Opinionated account on a micro SaaS currently processing ~53k api requests daily and ~£3k monthly. Actual code, real lessons learnt the hard way.

I wrote about SaaS based architectures earlier in 2020 which goes into detail on the tradeoffs around multi tenancy.

We reject: kings, presidents and voting.We believe in: rough consensus and running code- Dr. David D. Clark


Contrasting with large enterprise AWS based deployments with > £350k monthly budgets. These SaaS costs are negligible per customer onboarding.

Good SaaS goals

The micro SaaS has implemented the following goals (your goals may be different):

  • Customers can join themselves and use the product without human intervention (this is a key tenant of SaaS)
  • Vendor agnostic, it runs anywhere, no specific cloud is required. Useful if you have customers on differing platforms (on cloud / on-prem- or just different clouds)
  • Cheap to run, mostly as a consequence of being vendor agnostic, provided that:
  • The SaaS is operationally simple to manage and run. Upgrading existing customers whilst allowing new customers to join. See Operational Simplicity (Abhashkumar et al, 2021)
  • Each customer is deployed independently, with their own database. Almost nothing is shared. We're not quite a "shared nothing architecture", but close.

Why not multi tenancy?

This is a choice. I don't like multi tenancy because it makes upgrades harder, downtime is for every customer, and separating* customer data may be harder. Go find the talk on Youtube where Bitbucket engineering walk through these growth pains.

"Multi tenancy" for some applications, comes from a time when there wasn't the commodity of tools to orchestrate many single tenants. The argument used to be, "gee, we can't possibly manage that many individual deployments", except that argument no longer holds water so-long-as you're willing to embrace the tooling available. Better tools.

It used t be hard to manage multiple deployments of 'things' , but now its not, weakening the argument for multi tenancy 


*Separating customer data is unclear, motivated mainly by cost and compliance requirements (e.g. data separated by a database field? Or separated by a physical machine?)

How do you define SaaS?

Firstly let's define what I mean by SaaS, because there's different views on what this means.

I define it to include:

  • Little to no human intervention required. A new customer can be onboarded without human intervention.
    Stark contrast: It takes human intervention (perhaps even an internal 'ticket' is created before a customer can use your product. 'Contact us' 🤢)
  • Instant onboarding. The time for a customer to create a new account and start using the product is minutes, ideally seconds.
    Start contrast: It takes many hours/days (weeks?) for a new customer to begin* getting value from your product

"But I'm an enterprise" this can't work for me, our product is complex

Rubbish. Either you can operate at scale or you cannot. This is about fast feedback loops.

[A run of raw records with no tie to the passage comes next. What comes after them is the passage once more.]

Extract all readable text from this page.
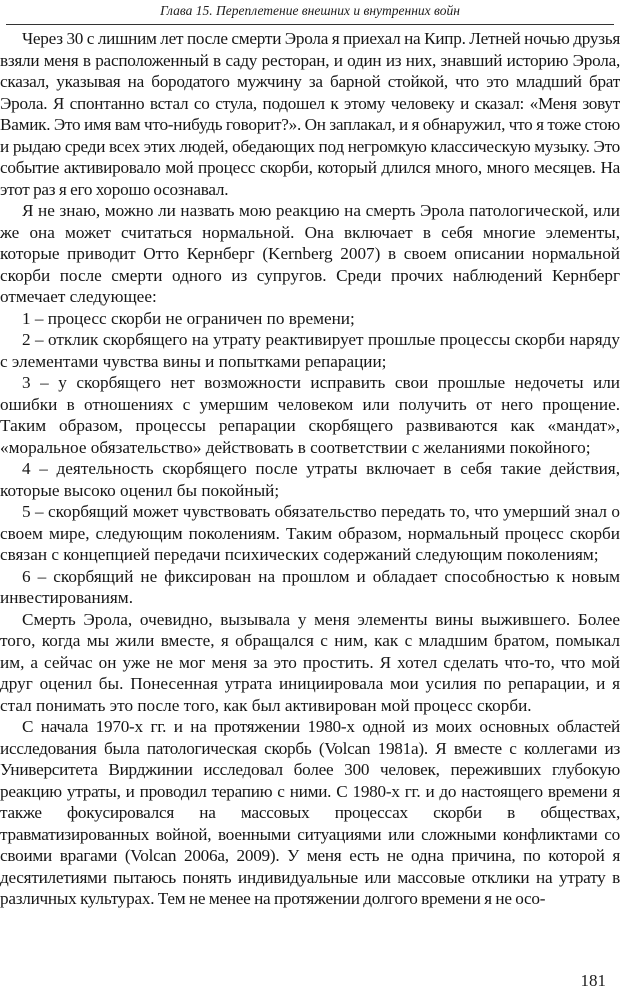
Глава 15. Переплетение внешних и внутренних войн

Через 30 с лишним лет после смерти Эрола я приехал на Кипр. Летней ночью друзья взяли меня в расположенный в саду ресторан, и один из них, знавший историю Эрола, сказал, указывая на бородатого мужчину за барной стойкой, что это младший брат Эрола. Я спонтанно встал со стула, подошел к этому человеку и сказал: «Меня зовут Вамик. Это имя вам что-нибудь говорит?». Он заплакал, и я обнаружил, что я тоже стою и рыдаю среди всех этих людей, обедающих под негромкую классическую музыку. Это событие активировало мой процесс скорби, который длился много, много месяцев. На этот раз я его хорошо осознавал.

Я не знаю, можно ли назвать мою реакцию на смерть Эрола патологической, или же она может считаться нормальной. Она включает в себя многие элементы, которые приводит Отто Кернберг (Kernberg 2007) в своем описании нормальной скорби после смерти одного из супругов. Среди прочих наблюдений Кернберг отмечает следующее:

1 – процесс скорби не ограничен по времени;

2 – отклик скорбящего на утрату реактивирует прошлые процессы скорби наряду с элементами чувства вины и попытками репарации;

3 – у скорбящего нет возможности исправить свои прошлые недочеты или ошибки в отношениях с умершим человеком или получить от него прощение. Таким образом, процессы репарации скорбящего развиваются как «мандат», «моральное обязательство» действовать в соответствии с желаниями покойного;

4 – деятельность скорбящего после утраты включает в себя такие действия, которые высоко оценил бы покойный;

5 – скорбящий может чувствовать обязательство передать то, что умерший знал о своем мире, следующим поколениям. Таким образом, нормальный процесс скорби связан с концепцией передачи психических содержаний следующим поколениям;

6 – скорбящий не фиксирован на прошлом и обладает способностью к новым инвестированиям.

Смерть Эрола, очевидно, вызывала у меня элементы вины выжившего. Более того, когда мы жили вместе, я обращался с ним, как с младшим братом, помыкал им, а сейчас он уже не мог меня за это простить. Я хотел сделать что-то, что мой друг оценил бы. Понесенная утрата инициировала мои усилия по репарации, и я стал понимать это после того, как был активирован мой процесс скорби.

С начала 1970-х гг. и на протяжении 1980-х одной из моих основных областей исследования была патологическая скорбь (Volcan 1981a). Я вместе с коллегами из Университета Вирджинии исследовал более 300 человек, переживших глубокую реакцию утраты, и проводил терапию с ними. С 1980-х гг. и до настоящего времени я также фокусировался на массовых процессах скорби в обществах, травматизированных войной, военными ситуациями или сложными конфликтами со своими врагами (Volcan 2006a, 2009). У меня есть не одна причина, по которой я десятилетиями пытаюсь понять индивидуальные или массовые отклики на утрату в различных культурах. Тем не менее на протяжении долгого времени я не осо-

181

If your system is complex, there's still no excuse. You can onboard new customers into a shell of your application as additional features are ready. This is a great place to collect mandatory information which is needed to provision a more complex system once the requirements are clear, rather than outside of (said another way: stop building your core product inside Jira).

But due diligence and KYC. Again, look at challenger banks like Starling (UK), N26 (Germany), or ride sharing companies like Bolt, they all have strict regulatory and safety concerns. They all use SaaS know-your-customer (KYC) services to onboard their customers.  

But why no Kubernetes?

I love Kubernetes (I'm a certified Kubernetes administrator), we even implemented it, but at the time is was too expensive for me to justify the costs. Note the goals defined earlier.

The rules of cloud native without vendor lock-in

  • Standardise on compute and storage this means don't use managed services which lock you into a certain vendor. Instead, limit yourself to ec2 instances (aws), bare metal instances (on-prem) , cloud compute (gcp) and install a container orchestrator on them (e.g. Kubernetes, nomad). This frees you up to be able to deploy to different customers, regardless of their environment. No, it's not a silver bullet, but if you go all-in on managed services with a particular cloud vendor you've already lost the ability to serve customers on different platforms.
  • Avoid using sticky managed services. Standardise on compute, and storage.